On Wed, Jul 9, 2014 at 9:30 PM, Matt Oliveri <[email protected]> wrote:

> I disagree with your strong preference for neat type
> inference. I think it would be a shame if BitC's type system gives up
> useful expressiveness just because it makes type inference too hard.
>

Then I think you are missing something very, very important.

For the most part, the big advantage of Python/Perl/etc. for prototyping is
brevity: there's lots of stuff you don't have to write or think about. Type
inference spans most of that gap, and I think it will be important to
acceptance that BitC gives some of that prototyping feel.

But the more important issue is that humans *can't* write static types
correctly. In today's systems, the types involved are complex enough that
when humans are asked to state them they come up with typings that are not
complete.

These two things become especially important when we start implementing
DSLs using mixfix, which should be wildly popular if we can get that right.



> On Wed, Jul 9, 2014 at 10:06 PM, Jonathan S. Shapiro <[email protected]>
> wrote:
> >
> > 1. Require type annotations, at least in certain cases
> > 2. Give up complete inference, identifying the cases where the inference
> > algorithm will require annotations.
>
> I'm not sure I can tell the difference in meaning between those two.
> Are you saying only in the second case would we have some precise
> general understanding of the limitations of the inferencer?

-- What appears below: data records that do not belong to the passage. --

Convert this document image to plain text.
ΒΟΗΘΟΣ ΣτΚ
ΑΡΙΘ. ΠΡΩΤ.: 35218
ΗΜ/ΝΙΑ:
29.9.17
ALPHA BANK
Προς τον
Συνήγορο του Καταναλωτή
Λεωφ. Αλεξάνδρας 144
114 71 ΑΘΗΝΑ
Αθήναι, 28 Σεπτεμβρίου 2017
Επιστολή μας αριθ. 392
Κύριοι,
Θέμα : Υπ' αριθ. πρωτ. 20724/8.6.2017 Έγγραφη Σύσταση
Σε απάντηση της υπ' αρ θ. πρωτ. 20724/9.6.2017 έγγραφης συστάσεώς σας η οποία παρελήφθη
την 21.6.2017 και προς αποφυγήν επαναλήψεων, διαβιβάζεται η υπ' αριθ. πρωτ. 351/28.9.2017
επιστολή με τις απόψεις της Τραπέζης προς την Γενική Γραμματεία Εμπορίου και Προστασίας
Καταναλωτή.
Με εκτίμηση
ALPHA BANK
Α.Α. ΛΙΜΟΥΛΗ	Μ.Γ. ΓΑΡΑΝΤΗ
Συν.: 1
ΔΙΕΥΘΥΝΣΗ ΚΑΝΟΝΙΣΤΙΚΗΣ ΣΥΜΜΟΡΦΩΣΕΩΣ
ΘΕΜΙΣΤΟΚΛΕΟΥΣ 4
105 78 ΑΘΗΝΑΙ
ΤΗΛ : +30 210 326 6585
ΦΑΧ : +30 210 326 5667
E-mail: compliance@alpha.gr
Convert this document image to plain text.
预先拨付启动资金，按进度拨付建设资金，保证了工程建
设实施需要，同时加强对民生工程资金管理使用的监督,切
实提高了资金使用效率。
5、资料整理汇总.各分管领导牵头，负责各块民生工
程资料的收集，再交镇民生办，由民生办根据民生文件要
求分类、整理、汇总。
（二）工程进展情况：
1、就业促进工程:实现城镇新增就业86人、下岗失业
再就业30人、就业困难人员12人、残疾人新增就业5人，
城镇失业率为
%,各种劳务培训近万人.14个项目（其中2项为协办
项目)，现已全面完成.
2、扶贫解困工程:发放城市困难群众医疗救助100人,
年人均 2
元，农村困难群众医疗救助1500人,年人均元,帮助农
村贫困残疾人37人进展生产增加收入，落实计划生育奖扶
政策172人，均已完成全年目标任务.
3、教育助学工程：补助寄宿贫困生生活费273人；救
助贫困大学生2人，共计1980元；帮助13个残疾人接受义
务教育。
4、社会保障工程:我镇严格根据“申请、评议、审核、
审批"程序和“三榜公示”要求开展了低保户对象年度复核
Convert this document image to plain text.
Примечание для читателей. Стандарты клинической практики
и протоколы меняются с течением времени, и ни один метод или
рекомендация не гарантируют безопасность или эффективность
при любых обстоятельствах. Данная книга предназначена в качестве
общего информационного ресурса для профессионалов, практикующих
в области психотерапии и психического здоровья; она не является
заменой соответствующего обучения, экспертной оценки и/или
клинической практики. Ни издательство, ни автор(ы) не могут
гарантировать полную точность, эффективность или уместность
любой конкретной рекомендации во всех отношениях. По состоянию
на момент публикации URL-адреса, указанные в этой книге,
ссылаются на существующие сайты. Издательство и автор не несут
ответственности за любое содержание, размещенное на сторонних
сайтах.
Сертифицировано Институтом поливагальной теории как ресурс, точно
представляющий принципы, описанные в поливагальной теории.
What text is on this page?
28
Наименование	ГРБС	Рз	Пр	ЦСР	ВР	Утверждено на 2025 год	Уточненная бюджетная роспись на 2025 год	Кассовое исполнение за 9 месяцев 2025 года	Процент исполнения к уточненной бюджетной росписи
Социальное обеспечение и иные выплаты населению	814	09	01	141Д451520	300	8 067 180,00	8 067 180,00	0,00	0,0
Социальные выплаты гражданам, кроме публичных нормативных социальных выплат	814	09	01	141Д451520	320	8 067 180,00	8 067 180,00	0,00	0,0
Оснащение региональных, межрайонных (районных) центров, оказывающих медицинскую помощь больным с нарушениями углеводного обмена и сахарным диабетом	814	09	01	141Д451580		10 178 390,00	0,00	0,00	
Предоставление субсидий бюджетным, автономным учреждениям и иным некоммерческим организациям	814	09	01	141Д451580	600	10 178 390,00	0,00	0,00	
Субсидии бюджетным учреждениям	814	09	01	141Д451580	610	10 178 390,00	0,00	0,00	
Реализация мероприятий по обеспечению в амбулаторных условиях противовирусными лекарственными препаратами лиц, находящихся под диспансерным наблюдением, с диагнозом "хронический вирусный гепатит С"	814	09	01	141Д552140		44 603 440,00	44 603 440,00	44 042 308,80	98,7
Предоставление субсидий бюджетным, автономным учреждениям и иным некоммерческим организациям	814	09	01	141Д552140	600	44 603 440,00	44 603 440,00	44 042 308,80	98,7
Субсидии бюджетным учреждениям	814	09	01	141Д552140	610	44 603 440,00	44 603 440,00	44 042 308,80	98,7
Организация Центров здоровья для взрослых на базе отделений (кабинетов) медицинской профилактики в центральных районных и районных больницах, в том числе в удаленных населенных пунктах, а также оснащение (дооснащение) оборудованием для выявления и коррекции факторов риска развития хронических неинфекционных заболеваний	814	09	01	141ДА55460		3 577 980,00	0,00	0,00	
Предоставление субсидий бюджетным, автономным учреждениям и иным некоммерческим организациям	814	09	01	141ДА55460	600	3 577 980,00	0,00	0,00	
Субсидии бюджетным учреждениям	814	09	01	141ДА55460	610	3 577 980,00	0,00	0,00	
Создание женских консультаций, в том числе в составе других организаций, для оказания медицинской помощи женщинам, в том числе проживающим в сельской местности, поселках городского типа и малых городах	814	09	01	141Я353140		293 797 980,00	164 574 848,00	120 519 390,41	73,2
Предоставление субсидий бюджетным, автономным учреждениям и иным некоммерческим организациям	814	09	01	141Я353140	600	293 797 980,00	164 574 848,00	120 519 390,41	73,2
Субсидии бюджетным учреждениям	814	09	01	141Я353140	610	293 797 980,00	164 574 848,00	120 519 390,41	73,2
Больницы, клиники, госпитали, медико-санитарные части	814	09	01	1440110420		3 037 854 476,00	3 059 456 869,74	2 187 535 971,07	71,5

I'm saying that if you are willing to sacrifice completeness of inference,
you can choose not to *attempt* to infer some things in order to stay
decidable.

One problem with that is that if the programmer cannot correctly express
the types, then it's not realistic to expect them to override the inference
engine in places where the inference engine isn't doing the job
automatically.

But BitC already has a lot more annotation than, say, Haskell. It could
well turn out that our termination conditions are different as a result.